A ‘no deal’ Brexit would cause a 7% drop in UK outbound trips in 2020 and an 8% decline in 2021, according to new research.
This equates to approximately 8 million fewer outbound trips by UK residents in 2021, compared to baseline expectations, the European Travel Commission warned.
More significantly, leaving the EU without a deal would have a “permanent downward effect” on UK outbound travel volumes.
“By 2023, estimated growth is marginally higher than under the baseline, but with lower GDP levels and a still-weak pound, a rebound in UK outbound travel will remain elusive in the long term.”
Such a scenario “is sure to cause concern amongst many destinations across Europe”, with Spain suffering the heaviest impact.
The impact of the reduced UK outbound travel will not be experienced uniformly across European destinations, according to the ETC analysis.
“Spain is likely to be the most heavily impacted per traveller volumes with an estimated 1.3 million fewer UK arrivals to the country in 2021 relative to baseline projections, plus a knock-on effect of around 300,000 fewer visitors due to slower growth elsewhere in Europe.

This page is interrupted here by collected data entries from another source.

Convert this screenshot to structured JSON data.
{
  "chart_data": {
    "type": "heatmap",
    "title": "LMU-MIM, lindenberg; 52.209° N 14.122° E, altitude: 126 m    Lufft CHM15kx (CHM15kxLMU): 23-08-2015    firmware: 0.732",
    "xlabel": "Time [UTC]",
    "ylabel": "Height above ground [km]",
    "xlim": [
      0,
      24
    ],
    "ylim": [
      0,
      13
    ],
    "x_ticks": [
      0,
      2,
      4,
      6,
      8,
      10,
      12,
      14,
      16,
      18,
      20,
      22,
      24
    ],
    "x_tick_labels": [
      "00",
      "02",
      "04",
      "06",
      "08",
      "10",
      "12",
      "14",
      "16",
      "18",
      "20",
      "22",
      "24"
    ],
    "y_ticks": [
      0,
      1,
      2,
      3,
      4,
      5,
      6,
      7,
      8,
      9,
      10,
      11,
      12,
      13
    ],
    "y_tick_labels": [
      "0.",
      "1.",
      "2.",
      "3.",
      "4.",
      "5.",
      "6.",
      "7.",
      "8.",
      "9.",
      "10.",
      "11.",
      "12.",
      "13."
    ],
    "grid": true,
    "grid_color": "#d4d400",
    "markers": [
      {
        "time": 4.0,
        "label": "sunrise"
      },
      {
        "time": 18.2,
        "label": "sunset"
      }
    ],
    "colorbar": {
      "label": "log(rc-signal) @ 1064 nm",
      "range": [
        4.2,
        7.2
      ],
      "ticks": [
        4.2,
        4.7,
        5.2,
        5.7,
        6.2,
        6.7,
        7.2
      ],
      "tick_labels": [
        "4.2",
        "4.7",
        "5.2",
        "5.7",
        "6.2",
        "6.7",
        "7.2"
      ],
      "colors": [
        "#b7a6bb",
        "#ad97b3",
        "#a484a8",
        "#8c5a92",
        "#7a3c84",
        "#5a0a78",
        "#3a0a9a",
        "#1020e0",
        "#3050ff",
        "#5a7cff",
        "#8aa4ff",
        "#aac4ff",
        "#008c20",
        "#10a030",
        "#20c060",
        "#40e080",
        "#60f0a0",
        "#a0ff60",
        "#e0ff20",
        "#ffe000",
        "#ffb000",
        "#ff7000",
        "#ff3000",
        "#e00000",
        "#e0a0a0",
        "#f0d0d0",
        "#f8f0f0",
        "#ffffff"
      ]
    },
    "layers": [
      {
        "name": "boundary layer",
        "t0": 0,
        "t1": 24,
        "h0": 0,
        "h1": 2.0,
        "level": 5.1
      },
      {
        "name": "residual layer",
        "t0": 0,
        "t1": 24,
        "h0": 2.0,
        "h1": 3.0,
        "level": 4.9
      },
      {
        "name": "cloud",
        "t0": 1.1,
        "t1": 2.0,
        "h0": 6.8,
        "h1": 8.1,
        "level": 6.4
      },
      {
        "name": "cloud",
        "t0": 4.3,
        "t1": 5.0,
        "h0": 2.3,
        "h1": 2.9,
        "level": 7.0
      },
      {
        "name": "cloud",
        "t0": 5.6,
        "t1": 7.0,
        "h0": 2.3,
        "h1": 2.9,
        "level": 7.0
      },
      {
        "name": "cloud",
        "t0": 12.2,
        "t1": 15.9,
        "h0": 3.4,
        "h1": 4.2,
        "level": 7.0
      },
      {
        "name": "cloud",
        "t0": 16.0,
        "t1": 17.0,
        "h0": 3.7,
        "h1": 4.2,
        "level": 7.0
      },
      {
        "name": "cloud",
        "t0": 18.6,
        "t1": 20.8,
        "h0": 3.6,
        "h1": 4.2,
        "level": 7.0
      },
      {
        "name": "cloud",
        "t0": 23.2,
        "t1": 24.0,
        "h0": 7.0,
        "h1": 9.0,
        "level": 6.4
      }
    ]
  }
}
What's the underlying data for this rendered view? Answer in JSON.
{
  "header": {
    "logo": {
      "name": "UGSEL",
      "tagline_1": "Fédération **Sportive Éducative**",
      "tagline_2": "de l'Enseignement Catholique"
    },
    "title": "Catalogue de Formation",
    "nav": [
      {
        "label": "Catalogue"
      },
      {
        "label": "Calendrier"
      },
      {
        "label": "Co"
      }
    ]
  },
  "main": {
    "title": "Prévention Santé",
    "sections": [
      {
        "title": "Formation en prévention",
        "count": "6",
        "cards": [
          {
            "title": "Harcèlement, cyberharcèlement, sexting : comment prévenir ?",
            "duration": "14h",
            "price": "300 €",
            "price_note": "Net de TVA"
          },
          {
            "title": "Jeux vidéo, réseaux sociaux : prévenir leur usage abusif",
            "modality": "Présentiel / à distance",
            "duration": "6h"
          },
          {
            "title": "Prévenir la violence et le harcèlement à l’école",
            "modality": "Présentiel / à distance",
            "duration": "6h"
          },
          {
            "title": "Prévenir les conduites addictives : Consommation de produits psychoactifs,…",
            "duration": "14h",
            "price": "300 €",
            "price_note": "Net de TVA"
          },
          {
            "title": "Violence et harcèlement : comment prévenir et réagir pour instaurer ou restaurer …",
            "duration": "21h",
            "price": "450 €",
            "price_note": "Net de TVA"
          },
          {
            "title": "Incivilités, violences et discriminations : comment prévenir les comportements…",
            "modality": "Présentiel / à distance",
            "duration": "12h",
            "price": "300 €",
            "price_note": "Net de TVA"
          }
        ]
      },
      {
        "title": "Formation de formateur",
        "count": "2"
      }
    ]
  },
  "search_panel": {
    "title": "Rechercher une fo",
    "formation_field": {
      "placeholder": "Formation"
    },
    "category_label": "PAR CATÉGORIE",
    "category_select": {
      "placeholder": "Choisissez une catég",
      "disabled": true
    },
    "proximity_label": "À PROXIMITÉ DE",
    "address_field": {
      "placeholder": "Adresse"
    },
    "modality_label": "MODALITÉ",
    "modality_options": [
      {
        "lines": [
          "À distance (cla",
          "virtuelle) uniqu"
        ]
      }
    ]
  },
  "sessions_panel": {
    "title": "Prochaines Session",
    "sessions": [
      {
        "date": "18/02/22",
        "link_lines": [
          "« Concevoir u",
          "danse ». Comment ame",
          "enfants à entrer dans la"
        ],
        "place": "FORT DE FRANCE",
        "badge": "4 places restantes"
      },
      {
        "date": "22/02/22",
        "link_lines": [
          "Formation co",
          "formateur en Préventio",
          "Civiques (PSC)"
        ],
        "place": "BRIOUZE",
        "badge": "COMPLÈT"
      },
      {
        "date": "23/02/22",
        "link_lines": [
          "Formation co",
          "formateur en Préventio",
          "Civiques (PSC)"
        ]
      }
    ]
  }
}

“This follows an impact of around 0.9 million fewer visitors from the UK in 2020, leading to a total reduction of more than 2 million trips from the UK over the two years.
“In percentage terms Ireland is the most heavily impacted with arrivals 5% lower in 2021 relative to the baseline forecasts and 3.5% lower in 2020; almost two-thirds of this can be attributed to lower arrivals from the UK.”